No estamos apoyando o defendiendo a las pandillas. Tampoco excusamos la violencia pandillera que se da en las comunidades. Sin embargo, no se necesita un estado de excepción para enfrentar a las pandillas. Encarcelar jóvenes al azar solo aumenta el problema. Jóvenes como Salvador tienen muchos problemas. Elles no son un problema. Necesitan apoyo no encarcelamiento. Necesitan protección no contención.
Junto con Salvador se ha ido gran parte de la esperanza y la alegría que juntos fueron la inspiración de iniciar ACTUEMOS! ¿Cómo trabajar o jugar, pues, con niños como él si en cualquier momento la Policía se les puede llevar a ellos o sus familias como presuntos terroristas? ¿Cómo preocuparse de sus tareas y su bienestar emocional en este contexto? Ya desaparecieron demasiados. Dentro de este contexto hasta aparece una autoindulgencia inapropiada plantearse estas preguntas.

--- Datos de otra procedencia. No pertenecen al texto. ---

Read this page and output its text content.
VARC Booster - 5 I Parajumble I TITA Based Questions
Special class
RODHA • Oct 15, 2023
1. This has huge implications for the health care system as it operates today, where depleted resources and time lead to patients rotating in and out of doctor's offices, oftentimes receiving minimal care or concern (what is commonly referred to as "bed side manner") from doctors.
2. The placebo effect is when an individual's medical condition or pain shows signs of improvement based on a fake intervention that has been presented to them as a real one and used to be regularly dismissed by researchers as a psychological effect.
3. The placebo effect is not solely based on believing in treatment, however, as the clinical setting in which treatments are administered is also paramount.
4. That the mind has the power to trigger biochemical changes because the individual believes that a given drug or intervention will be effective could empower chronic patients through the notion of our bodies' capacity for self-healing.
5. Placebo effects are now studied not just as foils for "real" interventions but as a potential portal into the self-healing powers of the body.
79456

¿Tiene algún sentido seguir trabajando en estas circunstancias? Sí. ¿Es simplemente engancharnos en una tarea de Sísifo, exponiéndonos a la amenaza de caer presos nosotros mismos? No lo creo. Jóvenes como Salvador llegaron hasta nosotros porque encontraron en el centro un lugar donde se les dio la bienvenida. ¿Con que les dejaríamos si nosotros también nos vamos? Hace un año un joven de 18 años se puso a llorar cuando me despedí de él. Le prometí que iba a regresar dentro de dos semanas – aun así, se sorprendió verme al cabo de 15 días. A él también se lo llevaron. Otros simplemente sospecharon de nuestras intenciones, ya que nadie se ha preocupado por elles. Son los niños de nadie.